When she turned to him to give him the pail, she saw two full crystal globes in the little boy’s eyes, just ready to break. She watched him go softly down the path and dash those tears away with the back of his hand. She was sorry. She hadn’t thought the little boys realized that their household was somehow a queer one.
Queer or not, Mrs. Rosen liked to go there better than to most houses in the town. There was something easy, cordial, and carefree in the parlour that never smelled of being shut up, and the ugly furniture looked hospitable. One felt a pleasantness in the human relationships. These people didn’t seem to know there were such things as struggle or exactness or competition in the world. They were always genuinely glad to see you, had time to see you, and were usually gay in mood—all but Grandmother, who had the kind of gravity that people who take thought of human destiny must have. But even she liked light-heartedness in others; she drudged, indeed, to keep it going.
There were houses that were better kept, certainly, but the housekeepers had no charm, no gentleness of manner, were like hard little machines, most of them; and some were grasping and narrow. The Templetons were not selfish or scheming. Anyone could take advantage of them, and many people did. Victoria might eat all the cookies her neighbour sent in, but she would give away anything she had. She was always ready to lend her dresses and hats and bits of jewellery for the school theatricals, and she never worked people for favours.

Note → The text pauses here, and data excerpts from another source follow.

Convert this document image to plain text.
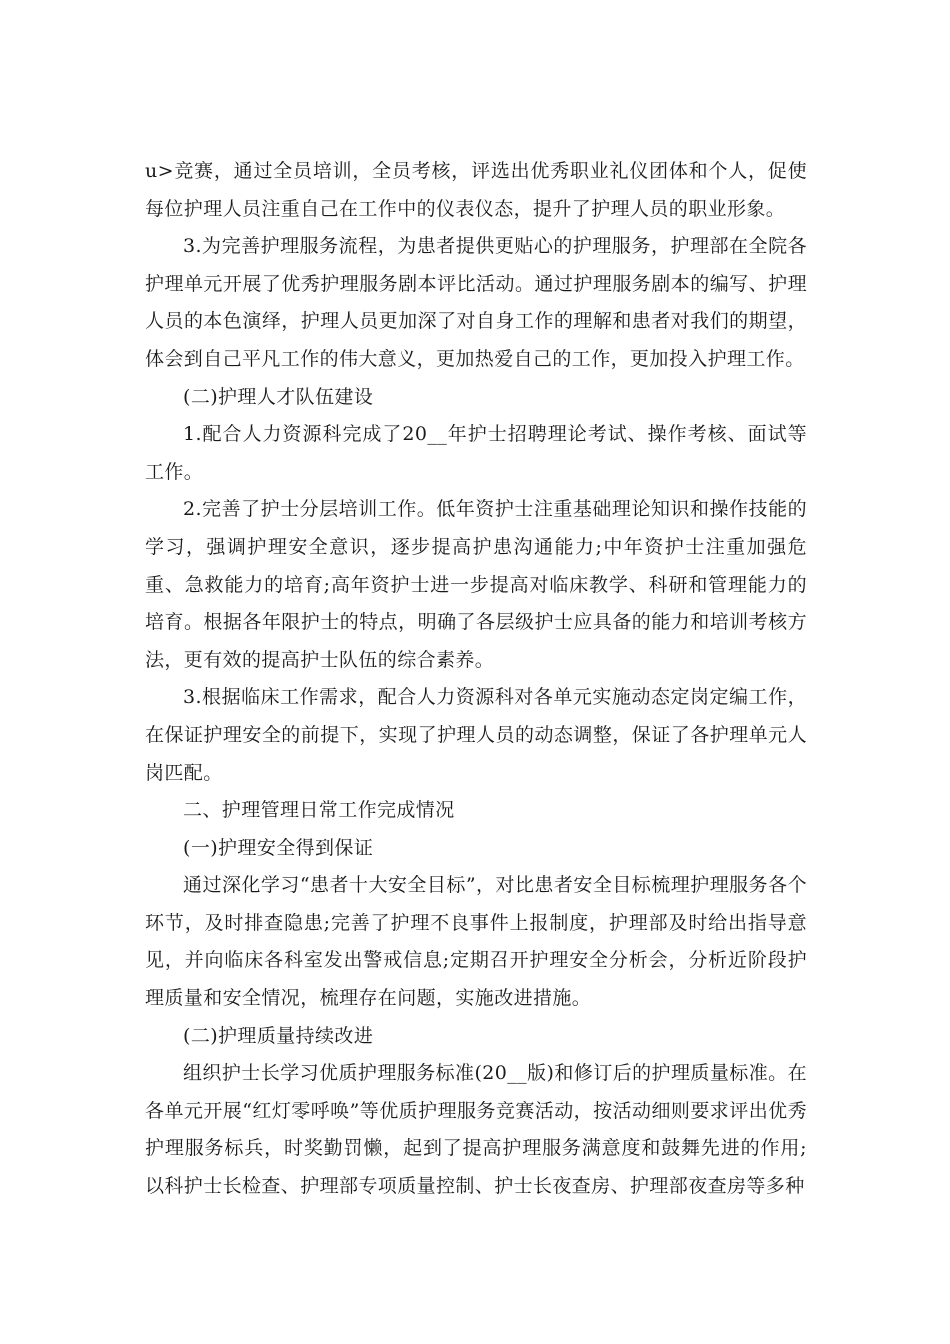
u>竞赛，通过全员培训，全员考核，评选出优秀职业礼仪团体和个人，促使每位护理人员注重自己在工作中的仪表仪态，提升了护理人员的职业形象。

3.为完善护理服务流程，为患者提供更贴心的护理服务，护理部在全院各护理单元开展了优秀护理服务剧本评比活动。通过护理服务剧本的编写、护理人员的本色演绎，护理人员更加深了对自身工作的理解和患者对我们的期望，体会到自己平凡工作的伟大意义，更加热爱自己的工作，更加投入护理工作。

(二)护理人才队伍建设

1.配合人力资源科完成了20__年护士招聘理论考试、操作考核、面试等工作。

2.完善了护士分层培训工作。低年资护士注重基础理论知识和操作技能的学习，强调护理安全意识，逐步提高护患沟通能力;中年资护士注重加强危重、急救能力的培育;高年资护士进一步提高对临床教学、科研和管理能力的培育。根据各年限护士的特点，明确了各层级护士应具备的能力和培训考核方法，更有效的提高护士队伍的综合素养。

3.根据临床工作需求，配合人力资源科对各单元实施动态定岗定编工作，在保证护理安全的前提下，实现了护理人员的动态调整，保证了各护理单元人岗匹配。

二、护理管理日常工作完成情况

(一)护理安全得到保证

通过深化学习“患者十大安全目标”，对比患者安全目标梳理护理服务各个环节，及时排查隐患;完善了护理不良事件上报制度，护理部及时给出指导意见，并向临床各科室发出警戒信息;定期召开护理安全分析会，分析近阶段护理质量和安全情况，梳理存在问题，实施改进措施。

(二)护理质量持续改进

组织护士长学习优质护理服务标准(20__版)和修订后的护理质量标准。在各单元开展“红灯零呼唤”等优质护理服务竞赛活动，按活动细则要求评出优秀护理服务标兵，时奖勤罚懒，起到了提高护理服务满意度和鼓舞先进的作用;以科护士长检查、护理部专项质量控制、护士长夜查房、护理部夜查房等多种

As for Mr. Templeton (people usually called him “young Mr. Templeton”), he was too delicate to collect his just debts. His boyish, eager-to-please manner, his fair complexion and blue eyes and young face, made him seem very soft to some of the hard old money-grubbers on Main Street, and the fact that he always said “Yes, sir,” and “No, sir,” to men older than himself furnished a good deal
of amusement to by-standers.
Two years ago, when this Templeton family came to Skyline and moved into the house next door, Mrs. Rosen was inconsolable. The new neighbours had a lot of children, who would always be making a racket. They put a cow and a horse into the empty barn, which would mean dirt and flies. They strewed their back yard with packing-cases and did not pick them up.
She first met Mrs. Templeton at an afternoon card party, in a house at the extreme north end of the town, fully half a mile away, and she had to admit that her new neighbour was an attractive woman, and that there was something warm and genuine about her. She wasn’t in the least willowy or languishing, as Mrs. Rosen had usually found Southern ladies to be. She was high-spirited and direct; a trifle imperious, but with a shade of diffidence, too, as if she were trying to adjust herself to a new group of people and to do the right thing.
While they were at the party, a blinding snowstorm came on, with a hard wind. Since they lived next door to each other, Mrs. Rosen and Mrs. Templeton struggled homeward together through the blizzard. Mrs. Templeton seemed delighted with the rough weather; she laughed like a big country girl whenever she made a mis-step off the obliterated sidewalk and sank up to her knees in a snow-drift.
“Take care, Mrs. Rosen,” she kept calling, “keep to the right! Don’t spoil your nice coat. My, ain’t this real winter? We never had it like this back with us.”
When they reached the Templetons’ gate, Victoria wouldn’t hear of Mrs. Rosen’s going farther. “No, indeed, Mrs. Rosen, you come right in with me and get dry, and Ma’ll make you a hot toddy while I take the baby.”